MCPLab

Reference

Tool and Response Assertions

Complete assertion guide with examples for tool checks and response checks.

When To Use Tool vs Response Assertions

  • Use tool assertions when behavior depends on action correctness (which tools were called, and in which order).
  • Use response assertions when behavior depends on final answer quality or format.
  • Use both together for high-confidence checks: action correctness plus answer correctness.

Tool Assertions

Tool assertions validate whether the agent used the right tools and sequence of calls.

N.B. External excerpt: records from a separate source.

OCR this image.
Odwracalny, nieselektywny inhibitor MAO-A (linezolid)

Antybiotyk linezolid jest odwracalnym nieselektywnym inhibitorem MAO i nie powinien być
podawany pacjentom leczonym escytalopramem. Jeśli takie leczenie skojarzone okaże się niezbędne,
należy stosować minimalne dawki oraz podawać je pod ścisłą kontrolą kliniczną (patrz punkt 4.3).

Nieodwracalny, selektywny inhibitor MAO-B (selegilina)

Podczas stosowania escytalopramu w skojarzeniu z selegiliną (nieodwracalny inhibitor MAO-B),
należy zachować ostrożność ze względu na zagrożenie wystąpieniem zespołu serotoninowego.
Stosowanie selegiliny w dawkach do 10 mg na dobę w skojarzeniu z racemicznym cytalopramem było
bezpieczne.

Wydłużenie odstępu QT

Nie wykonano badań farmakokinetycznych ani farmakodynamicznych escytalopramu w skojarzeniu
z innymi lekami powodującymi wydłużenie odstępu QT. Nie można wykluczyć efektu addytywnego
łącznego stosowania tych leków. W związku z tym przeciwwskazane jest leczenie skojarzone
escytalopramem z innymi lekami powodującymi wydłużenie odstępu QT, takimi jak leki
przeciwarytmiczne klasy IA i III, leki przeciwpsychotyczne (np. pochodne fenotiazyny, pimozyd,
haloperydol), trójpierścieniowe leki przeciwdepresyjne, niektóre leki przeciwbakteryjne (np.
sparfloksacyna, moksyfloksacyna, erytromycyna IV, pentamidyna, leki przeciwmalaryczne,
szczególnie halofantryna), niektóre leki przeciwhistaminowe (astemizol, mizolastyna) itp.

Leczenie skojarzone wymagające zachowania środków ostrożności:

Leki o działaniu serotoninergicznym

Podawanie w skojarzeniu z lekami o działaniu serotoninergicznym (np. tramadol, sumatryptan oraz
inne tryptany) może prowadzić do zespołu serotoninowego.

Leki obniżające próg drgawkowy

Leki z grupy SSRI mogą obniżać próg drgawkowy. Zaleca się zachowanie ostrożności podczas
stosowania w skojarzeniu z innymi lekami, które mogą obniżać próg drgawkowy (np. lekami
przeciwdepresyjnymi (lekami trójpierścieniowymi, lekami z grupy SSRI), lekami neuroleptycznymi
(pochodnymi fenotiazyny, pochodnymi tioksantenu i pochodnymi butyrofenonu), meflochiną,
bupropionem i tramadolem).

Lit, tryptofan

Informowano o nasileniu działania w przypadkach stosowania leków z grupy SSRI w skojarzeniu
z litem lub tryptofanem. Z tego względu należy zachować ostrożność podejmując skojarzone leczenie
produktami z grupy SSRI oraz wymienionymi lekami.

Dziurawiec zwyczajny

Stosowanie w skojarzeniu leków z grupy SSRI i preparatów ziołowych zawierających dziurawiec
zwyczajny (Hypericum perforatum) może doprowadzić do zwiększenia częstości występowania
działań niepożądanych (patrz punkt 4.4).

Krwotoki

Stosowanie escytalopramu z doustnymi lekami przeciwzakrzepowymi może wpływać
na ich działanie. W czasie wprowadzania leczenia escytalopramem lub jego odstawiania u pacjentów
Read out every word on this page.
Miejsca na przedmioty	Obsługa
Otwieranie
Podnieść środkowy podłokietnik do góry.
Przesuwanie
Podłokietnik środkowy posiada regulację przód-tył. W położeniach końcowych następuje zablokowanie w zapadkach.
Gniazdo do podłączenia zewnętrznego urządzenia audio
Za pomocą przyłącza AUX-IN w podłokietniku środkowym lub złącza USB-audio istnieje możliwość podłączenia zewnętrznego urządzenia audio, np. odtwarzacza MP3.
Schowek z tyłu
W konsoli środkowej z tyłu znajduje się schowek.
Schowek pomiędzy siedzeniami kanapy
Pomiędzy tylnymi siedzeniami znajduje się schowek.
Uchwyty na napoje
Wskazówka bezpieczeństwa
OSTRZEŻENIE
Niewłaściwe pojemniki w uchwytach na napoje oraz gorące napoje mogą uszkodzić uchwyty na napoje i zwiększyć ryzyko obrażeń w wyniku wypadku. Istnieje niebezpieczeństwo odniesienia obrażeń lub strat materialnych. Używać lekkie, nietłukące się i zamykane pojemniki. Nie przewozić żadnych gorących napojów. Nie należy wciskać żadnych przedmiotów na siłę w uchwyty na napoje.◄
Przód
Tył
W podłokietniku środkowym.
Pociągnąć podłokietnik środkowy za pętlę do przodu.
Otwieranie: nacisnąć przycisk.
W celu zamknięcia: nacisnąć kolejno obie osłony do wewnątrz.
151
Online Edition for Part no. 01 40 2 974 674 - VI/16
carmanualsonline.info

required and forbidden tools
eval:
  tool_constraints:
    required_tools: [lookup_account, verify_identity]
    forbidden_tools: [delete_account]
allowed tool sequences
eval:
  tool_sequence:
    allow:
      - [lookup_account, verify_identity, process_refund]
      - [lookup_account, verify_identity, check_policy, process_refund]

Response Assertions

String response assertions are literal checks and are case-insensitive by default. Use regex only when you need pattern matching.

contains
eval:
  response_assertions:
    - type: contains
      value: refund processed
not_contains
eval:
  response_assertions:
    - type: not_contains
      value: internal error
starts_with
eval:
  response_assertions:
    - type: starts_with
      value: hello
ends_with
eval:
  response_assertions:
    - type: ends_with
      value: thank you
equals
eval:
  response_assertions:
    - type: equals
      value: success
regex
eval:
  response_assertions:
    - type: regex
      pattern: "refund\s+(processed|completed)"
jsonpath (exists or equals)
eval:
  response_assertions:
    - type: jsonpath
      path: $.status
    - type: jsonpath
      path: $.status
      equals: success
jsonpath_exists
eval:
  response_assertions:
    - type: jsonpath_exists
      path: $.data.id
jsonpath_not_exists
eval:
  response_assertions:
    - type: jsonpath_not_exists
      path: $.error

Behavior Notes and Edge Cases

  • contains/not_contains/starts_with/ends_with/equals are literal, case-insensitive string checks.
  • regex is case-insensitive by default and uses JavaScript regular expressions.
  • jsonpath/jsonpath_exists/jsonpath_not_exists require valid JSON in the final response.
  • If final response is not valid JSON, JSONPath assertions fail with an invalid JSON error.